I haven't seen pointers to pointers performing a useful purpose in linked lists tho, so you are kind of pouring pickled pepper lemon juice in your milk here. I could be wrong.

Originally Posted by MK27

p is a pointer to a pointer, however it cannot be a pointer to a node, so you cannot access the members of a node using *p (there is no *p->next).

It is correct to say that since p is a pointer to a pointer it cannot be a pointer to a node, since a node is not a pointer. However, it is not correct to say that one cannot access the members of a node via p, since *p is a pointer to a node, hence (*p)->next is valid (assuming that p actually points to an existing pointer to a node, rather than to nothing as is the case at the moment).

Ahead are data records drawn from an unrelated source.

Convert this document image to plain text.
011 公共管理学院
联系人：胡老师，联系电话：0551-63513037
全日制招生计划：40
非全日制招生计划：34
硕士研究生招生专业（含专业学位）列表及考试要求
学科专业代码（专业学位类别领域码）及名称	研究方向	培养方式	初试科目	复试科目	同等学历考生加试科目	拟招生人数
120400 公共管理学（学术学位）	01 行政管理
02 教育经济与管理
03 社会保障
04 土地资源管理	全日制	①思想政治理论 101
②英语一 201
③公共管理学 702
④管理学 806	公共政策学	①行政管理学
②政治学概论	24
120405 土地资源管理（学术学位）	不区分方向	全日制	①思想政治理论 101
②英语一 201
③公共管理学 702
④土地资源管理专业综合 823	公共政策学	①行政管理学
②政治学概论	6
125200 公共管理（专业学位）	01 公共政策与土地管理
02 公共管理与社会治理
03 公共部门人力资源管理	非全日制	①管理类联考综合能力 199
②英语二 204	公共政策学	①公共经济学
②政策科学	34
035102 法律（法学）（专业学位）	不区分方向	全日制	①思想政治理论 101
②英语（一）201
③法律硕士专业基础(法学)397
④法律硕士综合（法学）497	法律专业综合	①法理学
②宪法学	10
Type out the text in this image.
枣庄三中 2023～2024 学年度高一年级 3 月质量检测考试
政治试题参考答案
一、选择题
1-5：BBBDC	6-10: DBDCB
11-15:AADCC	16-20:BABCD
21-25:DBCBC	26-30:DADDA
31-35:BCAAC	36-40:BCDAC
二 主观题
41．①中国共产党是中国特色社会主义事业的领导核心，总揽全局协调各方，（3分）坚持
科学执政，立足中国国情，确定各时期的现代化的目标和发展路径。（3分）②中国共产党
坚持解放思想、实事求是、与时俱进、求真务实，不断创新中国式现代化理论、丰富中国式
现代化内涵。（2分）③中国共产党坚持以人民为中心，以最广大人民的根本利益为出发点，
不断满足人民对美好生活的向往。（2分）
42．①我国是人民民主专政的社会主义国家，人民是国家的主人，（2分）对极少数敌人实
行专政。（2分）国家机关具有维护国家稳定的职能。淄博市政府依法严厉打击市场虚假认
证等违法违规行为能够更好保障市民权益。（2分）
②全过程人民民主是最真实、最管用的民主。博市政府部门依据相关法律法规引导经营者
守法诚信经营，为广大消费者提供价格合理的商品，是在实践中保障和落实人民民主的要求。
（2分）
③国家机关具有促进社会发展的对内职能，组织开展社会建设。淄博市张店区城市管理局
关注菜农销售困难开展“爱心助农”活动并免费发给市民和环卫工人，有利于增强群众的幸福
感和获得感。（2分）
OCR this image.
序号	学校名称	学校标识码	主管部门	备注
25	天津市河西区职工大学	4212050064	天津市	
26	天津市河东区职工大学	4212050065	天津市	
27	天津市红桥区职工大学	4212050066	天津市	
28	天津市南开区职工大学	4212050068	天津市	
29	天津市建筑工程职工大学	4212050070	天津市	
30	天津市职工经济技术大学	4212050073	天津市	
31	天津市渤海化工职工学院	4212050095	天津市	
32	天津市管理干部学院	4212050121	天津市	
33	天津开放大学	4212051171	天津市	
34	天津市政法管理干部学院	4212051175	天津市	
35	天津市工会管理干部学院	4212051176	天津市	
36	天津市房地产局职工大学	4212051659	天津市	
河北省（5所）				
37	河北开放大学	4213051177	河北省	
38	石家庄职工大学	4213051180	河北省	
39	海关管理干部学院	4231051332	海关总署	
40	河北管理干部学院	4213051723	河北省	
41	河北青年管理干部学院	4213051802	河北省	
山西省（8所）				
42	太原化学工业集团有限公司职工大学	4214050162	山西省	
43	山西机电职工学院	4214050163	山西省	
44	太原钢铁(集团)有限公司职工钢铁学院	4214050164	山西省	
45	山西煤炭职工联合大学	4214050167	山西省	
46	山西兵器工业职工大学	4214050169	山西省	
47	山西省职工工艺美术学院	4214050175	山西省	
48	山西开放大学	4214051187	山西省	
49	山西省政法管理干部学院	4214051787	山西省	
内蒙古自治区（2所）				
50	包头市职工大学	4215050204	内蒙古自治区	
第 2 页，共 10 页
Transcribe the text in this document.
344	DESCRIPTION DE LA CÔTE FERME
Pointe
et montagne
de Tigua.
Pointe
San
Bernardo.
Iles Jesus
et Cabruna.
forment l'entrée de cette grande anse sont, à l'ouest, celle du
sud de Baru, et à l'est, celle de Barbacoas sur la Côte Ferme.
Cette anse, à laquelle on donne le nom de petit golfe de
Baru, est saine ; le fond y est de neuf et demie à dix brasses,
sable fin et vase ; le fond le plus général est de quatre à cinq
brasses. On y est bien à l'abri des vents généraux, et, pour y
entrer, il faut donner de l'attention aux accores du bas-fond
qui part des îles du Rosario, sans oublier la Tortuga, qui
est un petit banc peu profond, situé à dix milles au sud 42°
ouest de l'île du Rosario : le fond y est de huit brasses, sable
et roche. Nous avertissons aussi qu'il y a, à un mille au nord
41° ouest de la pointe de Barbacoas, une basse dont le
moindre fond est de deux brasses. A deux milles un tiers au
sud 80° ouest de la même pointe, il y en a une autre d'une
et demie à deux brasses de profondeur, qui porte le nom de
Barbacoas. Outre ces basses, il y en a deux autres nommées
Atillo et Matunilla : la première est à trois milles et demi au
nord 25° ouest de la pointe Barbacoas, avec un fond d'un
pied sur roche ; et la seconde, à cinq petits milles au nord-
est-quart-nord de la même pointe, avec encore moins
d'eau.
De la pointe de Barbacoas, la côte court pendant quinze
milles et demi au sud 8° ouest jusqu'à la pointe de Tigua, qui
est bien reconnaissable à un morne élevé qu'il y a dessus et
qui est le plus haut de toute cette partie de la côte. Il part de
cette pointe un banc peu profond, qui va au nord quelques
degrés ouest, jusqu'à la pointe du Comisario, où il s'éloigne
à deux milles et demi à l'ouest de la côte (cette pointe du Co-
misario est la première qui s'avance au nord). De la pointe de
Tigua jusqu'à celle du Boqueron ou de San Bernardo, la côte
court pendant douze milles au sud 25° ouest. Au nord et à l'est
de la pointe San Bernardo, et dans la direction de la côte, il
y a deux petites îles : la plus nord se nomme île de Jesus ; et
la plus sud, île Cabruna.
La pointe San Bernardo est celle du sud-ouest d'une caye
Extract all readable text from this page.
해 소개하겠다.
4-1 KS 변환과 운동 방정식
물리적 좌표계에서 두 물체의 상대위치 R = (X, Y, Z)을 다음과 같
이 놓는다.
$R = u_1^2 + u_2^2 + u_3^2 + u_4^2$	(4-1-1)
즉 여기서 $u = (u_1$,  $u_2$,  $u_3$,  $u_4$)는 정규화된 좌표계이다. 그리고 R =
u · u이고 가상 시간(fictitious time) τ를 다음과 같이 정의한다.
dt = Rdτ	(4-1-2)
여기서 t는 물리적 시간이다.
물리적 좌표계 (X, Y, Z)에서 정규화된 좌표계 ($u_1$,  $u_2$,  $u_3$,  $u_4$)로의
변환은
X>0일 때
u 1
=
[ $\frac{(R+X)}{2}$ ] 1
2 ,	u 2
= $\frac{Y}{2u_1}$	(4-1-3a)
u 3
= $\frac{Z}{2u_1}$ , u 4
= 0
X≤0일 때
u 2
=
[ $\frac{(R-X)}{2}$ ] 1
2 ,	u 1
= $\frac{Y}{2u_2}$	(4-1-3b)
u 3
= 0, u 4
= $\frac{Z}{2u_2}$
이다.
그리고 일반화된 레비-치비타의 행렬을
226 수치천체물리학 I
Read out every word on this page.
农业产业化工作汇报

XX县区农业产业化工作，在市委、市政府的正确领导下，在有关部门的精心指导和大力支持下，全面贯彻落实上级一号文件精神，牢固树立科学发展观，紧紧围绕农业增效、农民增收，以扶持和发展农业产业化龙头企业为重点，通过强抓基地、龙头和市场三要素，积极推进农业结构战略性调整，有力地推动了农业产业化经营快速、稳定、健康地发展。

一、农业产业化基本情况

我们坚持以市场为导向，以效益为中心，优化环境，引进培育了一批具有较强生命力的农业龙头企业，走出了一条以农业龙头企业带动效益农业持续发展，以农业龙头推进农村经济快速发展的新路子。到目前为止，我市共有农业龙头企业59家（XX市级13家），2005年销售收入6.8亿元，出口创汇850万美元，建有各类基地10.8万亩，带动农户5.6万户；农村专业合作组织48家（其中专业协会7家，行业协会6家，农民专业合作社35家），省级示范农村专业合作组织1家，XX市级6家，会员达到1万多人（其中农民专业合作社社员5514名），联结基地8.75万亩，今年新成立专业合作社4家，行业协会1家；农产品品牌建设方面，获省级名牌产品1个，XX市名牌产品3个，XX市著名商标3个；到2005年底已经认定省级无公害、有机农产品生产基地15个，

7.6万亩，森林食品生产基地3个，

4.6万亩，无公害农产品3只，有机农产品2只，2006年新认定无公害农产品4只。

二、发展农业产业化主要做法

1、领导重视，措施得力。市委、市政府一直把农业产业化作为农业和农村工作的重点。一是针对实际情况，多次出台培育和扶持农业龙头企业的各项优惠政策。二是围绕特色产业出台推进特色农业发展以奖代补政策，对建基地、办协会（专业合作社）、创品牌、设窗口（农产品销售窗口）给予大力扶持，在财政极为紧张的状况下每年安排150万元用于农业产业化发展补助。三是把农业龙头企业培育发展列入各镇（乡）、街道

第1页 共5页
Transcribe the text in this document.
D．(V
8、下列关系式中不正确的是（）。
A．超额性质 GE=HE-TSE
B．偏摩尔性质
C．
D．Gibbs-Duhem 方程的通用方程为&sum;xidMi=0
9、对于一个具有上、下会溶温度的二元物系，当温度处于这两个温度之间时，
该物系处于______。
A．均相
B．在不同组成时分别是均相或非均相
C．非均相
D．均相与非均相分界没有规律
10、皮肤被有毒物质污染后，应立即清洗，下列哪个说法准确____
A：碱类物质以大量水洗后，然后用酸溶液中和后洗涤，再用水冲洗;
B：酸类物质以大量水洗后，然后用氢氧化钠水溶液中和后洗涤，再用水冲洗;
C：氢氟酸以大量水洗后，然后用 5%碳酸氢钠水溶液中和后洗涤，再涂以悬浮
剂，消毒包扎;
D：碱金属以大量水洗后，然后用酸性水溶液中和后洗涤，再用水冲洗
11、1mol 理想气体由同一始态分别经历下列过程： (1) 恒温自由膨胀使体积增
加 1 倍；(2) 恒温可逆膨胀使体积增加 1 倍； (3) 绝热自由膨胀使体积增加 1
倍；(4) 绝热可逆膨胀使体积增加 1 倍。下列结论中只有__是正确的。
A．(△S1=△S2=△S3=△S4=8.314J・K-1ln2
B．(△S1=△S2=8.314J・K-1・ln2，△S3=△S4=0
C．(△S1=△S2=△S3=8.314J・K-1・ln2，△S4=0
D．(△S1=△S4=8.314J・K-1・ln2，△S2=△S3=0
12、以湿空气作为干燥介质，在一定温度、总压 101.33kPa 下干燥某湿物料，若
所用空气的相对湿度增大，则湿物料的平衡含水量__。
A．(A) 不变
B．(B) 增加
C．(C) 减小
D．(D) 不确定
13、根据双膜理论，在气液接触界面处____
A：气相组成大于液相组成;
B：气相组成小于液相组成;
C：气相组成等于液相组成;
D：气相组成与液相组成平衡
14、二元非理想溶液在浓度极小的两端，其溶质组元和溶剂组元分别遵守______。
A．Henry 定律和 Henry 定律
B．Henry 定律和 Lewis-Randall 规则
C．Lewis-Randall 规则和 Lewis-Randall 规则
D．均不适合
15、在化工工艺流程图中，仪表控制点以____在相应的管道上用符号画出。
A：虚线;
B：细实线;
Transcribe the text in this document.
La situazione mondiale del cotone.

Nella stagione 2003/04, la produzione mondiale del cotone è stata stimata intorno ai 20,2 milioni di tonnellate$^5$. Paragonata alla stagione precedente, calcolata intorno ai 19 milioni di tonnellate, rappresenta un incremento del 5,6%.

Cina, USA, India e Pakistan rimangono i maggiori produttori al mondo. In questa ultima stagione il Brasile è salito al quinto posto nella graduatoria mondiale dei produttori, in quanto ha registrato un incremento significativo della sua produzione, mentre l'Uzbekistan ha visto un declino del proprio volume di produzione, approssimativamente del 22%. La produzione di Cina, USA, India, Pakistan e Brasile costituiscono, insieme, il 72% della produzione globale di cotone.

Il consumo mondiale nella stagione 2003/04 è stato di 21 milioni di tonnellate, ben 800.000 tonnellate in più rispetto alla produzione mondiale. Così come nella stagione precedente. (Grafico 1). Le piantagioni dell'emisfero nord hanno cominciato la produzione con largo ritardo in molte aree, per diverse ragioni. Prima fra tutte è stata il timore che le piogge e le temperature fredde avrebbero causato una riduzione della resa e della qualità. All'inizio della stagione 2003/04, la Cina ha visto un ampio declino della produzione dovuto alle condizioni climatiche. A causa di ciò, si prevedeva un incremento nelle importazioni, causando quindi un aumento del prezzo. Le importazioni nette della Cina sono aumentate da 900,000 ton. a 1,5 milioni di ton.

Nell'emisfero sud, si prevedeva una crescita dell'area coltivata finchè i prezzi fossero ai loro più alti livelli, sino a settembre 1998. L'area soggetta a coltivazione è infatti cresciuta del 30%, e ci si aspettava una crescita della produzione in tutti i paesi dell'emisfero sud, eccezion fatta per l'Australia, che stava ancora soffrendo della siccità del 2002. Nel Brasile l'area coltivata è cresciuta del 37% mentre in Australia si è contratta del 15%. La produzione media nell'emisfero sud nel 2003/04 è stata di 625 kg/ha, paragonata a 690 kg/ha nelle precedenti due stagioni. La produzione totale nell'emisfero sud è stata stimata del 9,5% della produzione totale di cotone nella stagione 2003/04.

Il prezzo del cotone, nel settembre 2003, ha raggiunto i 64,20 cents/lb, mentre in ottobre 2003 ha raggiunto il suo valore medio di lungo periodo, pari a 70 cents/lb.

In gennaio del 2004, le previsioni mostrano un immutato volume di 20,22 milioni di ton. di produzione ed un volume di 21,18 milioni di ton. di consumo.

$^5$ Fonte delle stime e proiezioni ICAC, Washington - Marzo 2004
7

Originally Posted by laserlight

(*p)->next is valid (assuming that p actually points to an existing pointer to a node, rather than to nothing as is the case at the moment).

Okay. Maybe the reason I haven't tried that is because this:

Code:

node *test=malloc(sizeof(node)), **p;
*p=test;

Actually causes a segfault on my system. I'm guessing that transgalactic2 is not actually trying any code to see what it does before (s)he asks what it could mean.

I can do this:

Code:

node *test=malloc(sizeof(node)), **p;
p=&test;

which I imagine is not the same thing, but then (*p)->next causes a segfault.